(Reuters) – Vietnamese poured into the capital on Sunday to bid farewell to Vo Nguyen Giap, the general who masterminded historic defeats of France and the United States to become one of the 20th century’s most important military commanders.
Crowds lined the streets of Hanoi cheering, crying and holding aloft pictures of “Red Napoleon”, a national legend with a domestic standing second only to the leader of Vietnam’s struggle against colonialism, Ho Chi Minh.
Giap died on October 4, age 102, after four years in a Hanoi military hospital.
Short, slightly built and a man of no formal military training, Giap was ranked by historians among giants such as Montgomery, Rommel and MacArthur for victories over vastly better equipped armies that ushered in the end of foreign intervention and cemented communist rule in Vietnam.
“He was the general of the people, always in the people’s hearts and in history,” said Nguyen Phu Trong, general secretary of the ruling party that Giap’s forces brought to power in 1975 after driving the United States out of what was then a democratic South Vietnam.
“This is a big loss,” Trong said in a speech at his state funeral, broadcast live on national television.
Hundreds of thousands thronged to catch a glimpse of Giap’s coffin as it was driven on a military vehicle past an unbroken line of mourners to an airport 30 km (18 miles) away. Giap’s body will be flown to his home province of Quang Binh for burial.
The funeral has brought a show of unity that Vietnam’s current generation of leaders have struggled to foster in a country where three quarters of the 90 million population were born long after Giap’s battlefield victories.
RUTHLESS TACTICS
Though the Vietnam that Giap helped to liberate from Western control has seen unprecedented development and stability, discontent simmers over land ownership laws, entrenched graft and an economy growing at its slowest pace in 13 years.
“I never heard guns or bombs but I know our history,” said Dao Huy Hoang a 21-year-old Hanoi student.
“After Uncle Ho and General Giap, it would be hard to find anyone like them, who dedicate their lives to the country without thinking of their personal interest.”
Television and radio played somber music during the two-day funeral as people queued for hours to view the flag-draped coffin of the man they call the “big brother” of the nation.
Giap’s critics spoke of his ruthless tactics and willingness to sustain heavy losses in pursuit of victory, his most notable, the humiliation of the French at Dien Bien Phu in 1954, which heralded the end of colonialism worldwide.

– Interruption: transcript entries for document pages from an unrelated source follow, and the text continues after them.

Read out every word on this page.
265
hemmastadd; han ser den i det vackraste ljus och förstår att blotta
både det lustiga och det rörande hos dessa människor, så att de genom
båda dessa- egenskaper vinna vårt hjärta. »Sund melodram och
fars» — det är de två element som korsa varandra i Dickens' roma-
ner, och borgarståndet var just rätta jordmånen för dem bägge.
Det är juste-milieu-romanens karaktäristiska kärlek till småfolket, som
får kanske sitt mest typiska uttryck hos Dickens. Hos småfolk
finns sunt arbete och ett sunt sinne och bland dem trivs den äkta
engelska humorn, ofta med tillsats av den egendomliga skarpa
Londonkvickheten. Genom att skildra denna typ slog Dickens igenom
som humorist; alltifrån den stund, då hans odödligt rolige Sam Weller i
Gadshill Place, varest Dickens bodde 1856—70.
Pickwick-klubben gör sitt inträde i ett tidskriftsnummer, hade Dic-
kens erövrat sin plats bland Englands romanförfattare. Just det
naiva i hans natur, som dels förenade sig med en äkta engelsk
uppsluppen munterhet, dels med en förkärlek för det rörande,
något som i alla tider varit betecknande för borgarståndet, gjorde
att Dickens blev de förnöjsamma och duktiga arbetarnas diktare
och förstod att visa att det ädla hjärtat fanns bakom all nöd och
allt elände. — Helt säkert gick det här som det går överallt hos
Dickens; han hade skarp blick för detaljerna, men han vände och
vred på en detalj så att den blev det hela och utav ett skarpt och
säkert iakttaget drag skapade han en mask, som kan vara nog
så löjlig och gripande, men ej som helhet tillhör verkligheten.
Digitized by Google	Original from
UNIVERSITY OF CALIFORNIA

His textbooks on guerrilla warfare inspired revolutionaries and insurgents the world over. He once said any army fighting for freedom “had the creative energy to achieve things its adversary can never expect or imagine”.
In the decade leading to his death, Giap started to mellow. His post-war political role was short-lived and he was dropped by the all-powerful politburo in 1982 before taking roles as head of committees overseeing science and family planning.
In a 2004 interview with Reuters, Giap recalled signing a book while on a trip to the United Nations in Geneva with the words “Vo Nguyen Giap, General of Peace”.
In a moving speech, Giap’s eldest son, Vo Dien Bien said the motivation of his father and the troops who served under him was to build a peaceful, unified Vietnam.
“In his death, his spirit will combine with the spirit of tens of millions of Vietnamese to become one harmonized power for a strong and wealthy Vietnam,” Bien said.
Those who travelled to see Giap’s coffin expressed their thanks to him for winning independence. Among them was To Xuan Thanh, a 60-year-old dressed in his old army uniform, who rode a motorcycle for 200 km (125 miles) to Hanoi.
“The general’s words and actions remain bright for all the veterans, not only in the war but in peace time,” he said.